2018-11-20 · 3309 次阅读

hbase 基本概念、快速安装上手和 hbase shell 常用命令用法

原创 hbase

HBase 概念

简介

HBase 是一个分布式的、面向列的开源数据库,源于 google 的一篇论文《bigtable：一个结构化数据的分布式存储系统》。HBase 是 Google Bigtable 的开源实现，它利用 Hadoop HDFS 作为其文件存储系统，利用 Hadoop MapReduce 来处理 HBase 中的海量数据，利用 Zookeeper 作为协同服务。

HBase 的表结构

HBase 以表的形式存储数据。表有行和列组成。列划分为若干个列族/列簇(column family)。

如上图所示，key1, key2, key3 是三条记录的唯一的 row key 值，column-family1, column-family2, column-family3 是三个列族，每个列族下又包括几列。比如 column-family1 这个列族下包括两列，名字是 column1 和 column2，t1:abc, t2:gdxdf 是由 row key1 和 column-family1-column1 唯一确定的一个单元 cell。这个 cell 中有两个数据，abc 和 gdxdf。两个值的时间戳不一样，分别是 t1, t2, HBase 会返回最新时间的值给请求者。

名词术语

这些名词的具体含义如下：

Row Key

与 nosql 数据库一样，row key 是用来检索记录的主键。访问 hbase table 中的行，只有三种方式：

通过单个 row key 访问
通过 row key 的 range
全表扫描

Row key 行键 (Row key) 可以是任意字符串(最大长度是 64KB，实际应用中长度一般为 10-100bytes)，在 HBase 内部，row key 保存为字节数组。

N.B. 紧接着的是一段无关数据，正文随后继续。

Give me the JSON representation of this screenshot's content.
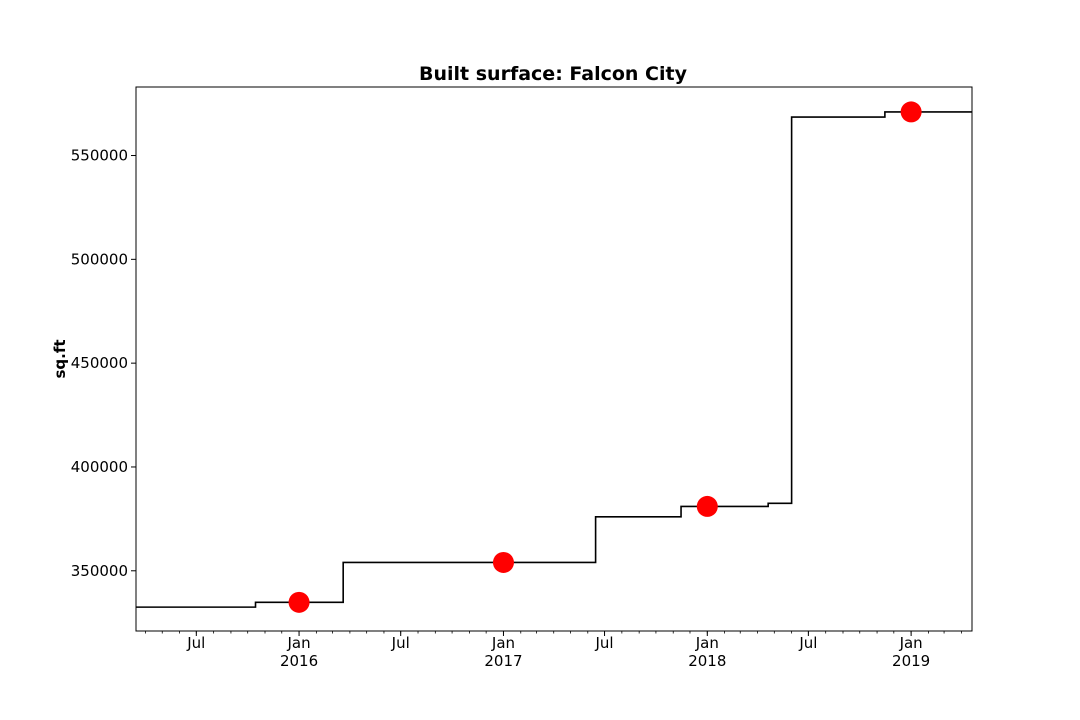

存储时，数据按照 Row key 的字典序 (byte order) 排序存储。设计 key 时，要充分排序存储这个特性，将经常一起读取的行存储放到一起。(位置相关性)

注意，字典序对 int 排序的结果是：

1,10,100,11,12,13,14,15,16,17,18,19,2,20,21,…,9,91,92,93,94,95,96,97,98,99

要保持整形的自然序，行键必须用 0 作左填充。

行的一次读写是原子操作 (不论一次读写多少列)。这个设计决策能够使用户很容易的理解程序在对同一个行进行并发更新操作时的行为。

列族 column family

HBase 表中的每个列，都归属与某个列族。列族是表的 schema 的一部分(而列不是)，必须在使用表之前定义。列名都以列族作为前缀。例如courses:history，courses:math 都属于 courses 这个列族。

访问控制、磁盘和内存的使用统计都是在列族层面进行的。实际应用中，列族上的控制权限能帮助我们管理不同类型的应用：我们允许一些应用可以添加新的基本数据、一些应用可以读取基本数据并创建继承的列族、一些应用则只允许浏览数据（甚至可能因为隐私的原因不能浏览所有数据）。

单元 Cell

HBase 中通过 row 和 columns 确定的为一个存贮单元称为 cell。

由 {row key, column( =<family> + <label>), version} 唯一确定的单元。

cell 中的数据是没有类型的，全部是字节码形式存贮。

时间戳 timestamp

每个 cell 都保存着同一份数据的多个版本。版本通过时间戳来索引。时间戳的类型是 64 位整型。时间戳可以由 HBase (在数据写入时自动 )赋值，此时时间戳是精确到毫秒的当前系统时间。时间戳也可以由客户显式赋值。如果应用程序要避免数据版本冲突，就必须自己生成具有唯一性的时间戳。每个 cell 中，不同版本的数据按照时间倒序排序，即最新的数据排在最前面。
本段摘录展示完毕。